À l’orée du bois
Écrit en 2003
Publié dans le recueil Clair d’étoiles (mini-édition personnelle, épuisée) en 2011
Conte pour remettre les choses à leur place
À l’orée du bois vit un garçon qui se prénomme Nestor. Les seuls métiers qui lui plairaient seraient orfèvre, orpailleur, corsaire ou chasseur de trésors... Tous ces mots où l’on perçoit un reflet d’or, comme un écho ! L’or, c’est une obsession. Mais, s’il y pense tout le temps, il n’en a pas. Il demande à Dieu de lui en donner. Commence alors un long périple au pays de l’or, mais ce n’est pas tout rose, loin de là.
Présentation
L’or fascine Gustave, à tel point qu’il renonce à son prénom pour se faire appeler Nestor, qui sonne mieux à ses oreilles et semble le prédestiner à un nid d’or… Certain d’en être digne, il prie Dieu de le pourvoir en métal précieux, et se met en quête de son bonheur doré.
Extrait
C’est qu’il se sent roi, Gustave. Ses parents ont eu le choix des rois : un fils suivi d’une fille. Mais la fille est terne, noiraude, effacée et n’aime que l’étain, la pénombre, l’étang sombre au crépuscule. Et ses parents ont eu le mauvais goût de l’appeler Aurore ! Aur-or ! Deux fois dorée ! Alors qu’elle est plutôt éteinte.
L’or est dans toutes les bouches. Ne dit-on pas l’Age d’Or, un cœur d’or, le nombre d’or, la règle d’or… Même le pétrole, cette mélasse puante, est appelé l’or noir ! Et l’eau, l’or bleu. Quel calvaire pour notre Gustave ! Car, s’il voit de l’or partout, il n’en a pas et rêve d’en avoir. Il s’adresse à Dieu, qu’il adore, comme il se doit. Devenir Midas, n’est-ce pas la solution ?
- Que mangeras-tu, lui répond Dieu, si tout ce que tu touches se transforme en or ?
Gustave doit bien admettre que ce n’est pas l’idéal. Dieu lui propose alors deux voies pour trouver de l’or. L’une, escarpée, étroite et rocailleuse, l’autre en pente de sable doux. Gustave naturellement choisit celle-ci.
Le voilà qui s’engage sur le sable, prêtant l’oreille dans l’espoir d’entendre bientôt les pièces cascadant dans la mer mordorée. Mort dorée… Comme si la mort jamais pouvait être dorée… Le chemin tout à coup change d’aspect. Les grains ne sont plus doux, ils sont gros, pointus, piquants. Gustave se baisse, et n’en croit pas ses yeux. Ce sont des pépites ! Il marche sur des pépites d’or ! Il en prend plein les mains, s’en fourre dans les poches et dans la chemise, à même la peau. Ça pique, mais qu’est-ce que c’est bon, de se faire piquer par l’or !
Un ornithorynque soudain lui file entre les jambes. Le garçon perd l’équilibre et tombe à la renverse dans un fossé rempli d’orties. Un orvet se glisse à ses pieds, lui enlace les chevilles, comme un piège herbacé. Gustave prend peur.
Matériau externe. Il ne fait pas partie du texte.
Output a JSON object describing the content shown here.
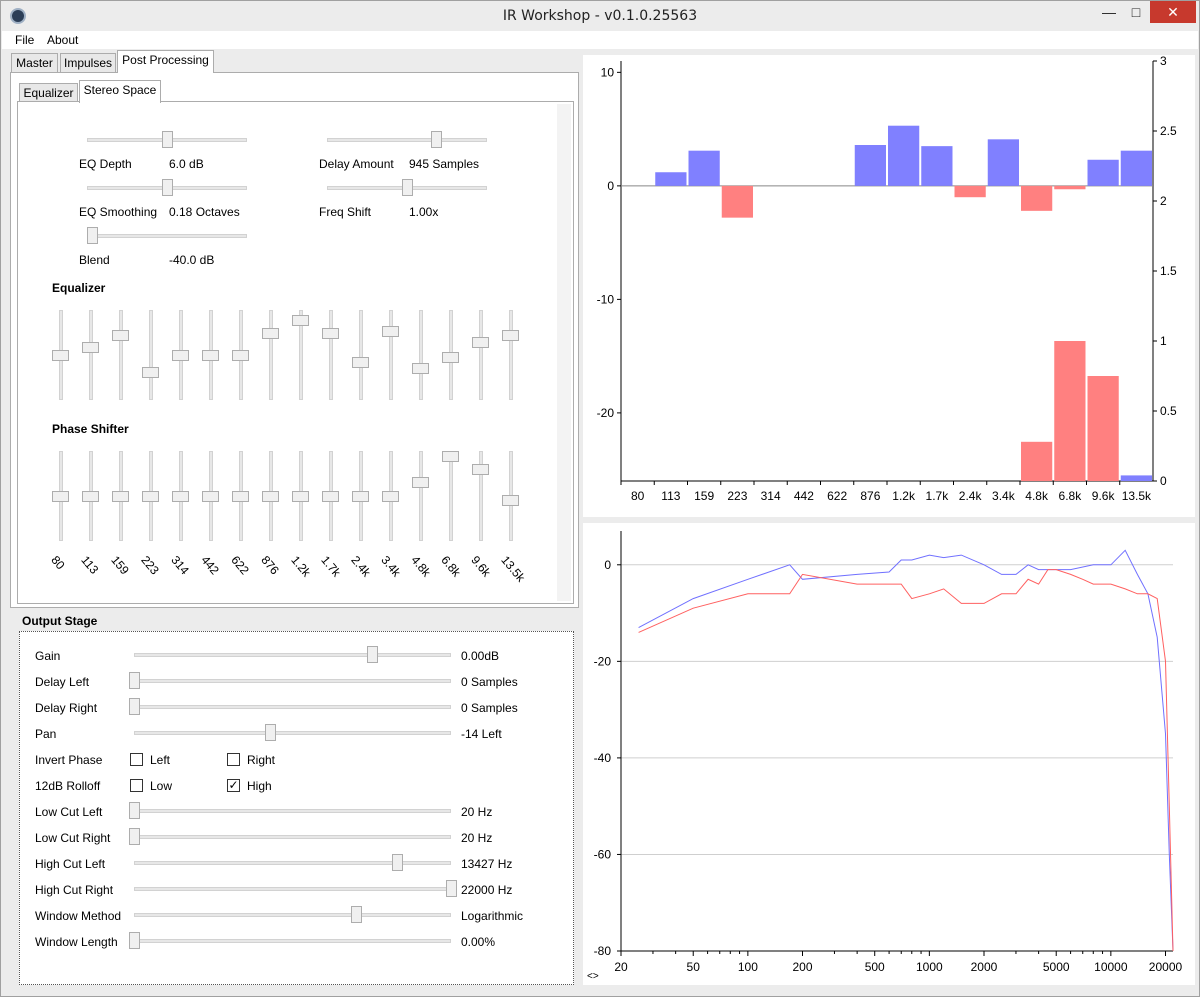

Il appelle au secours ! Une main se tend vers lui. Il la saisit, sans se préoccuper de sa forme ou de sa couleur. Car la main est plutôt bizarre. La paume très longue, les doigts courts et crochus. Il lève la tête. Et couine de peur. Car ce qu’il a devant lui, qui le tire hors du fossé, ce n’est pas un homme, c’est un singe. Un grand orang-outang. Un homme des bois, comme disent les indigènes de Malaisie, qui voient en lui un frère.
- Seigneur, murmure Gustave atterré. Viens à mon secours.
- De quoi te plains-tu, lui répond Dieu. Tu voulais de l’or. Voilà l’homme le plus orangé que j’aie
pu trouver. Il va te guider dans les méandres de l’or.
- Mais ce n’est pas un homme, c’est un singe, gémit Gustave. Il me fait peur.
- Quelle différence ? Ne me dis pas que tu n’as jamais eu peur des hommes ? Quand on a de l’or, crois-moi, il faut apprendre à avoir peur. L’or pique, mais surtout l’or se pique…, fait Dieu, riant de son bon mot.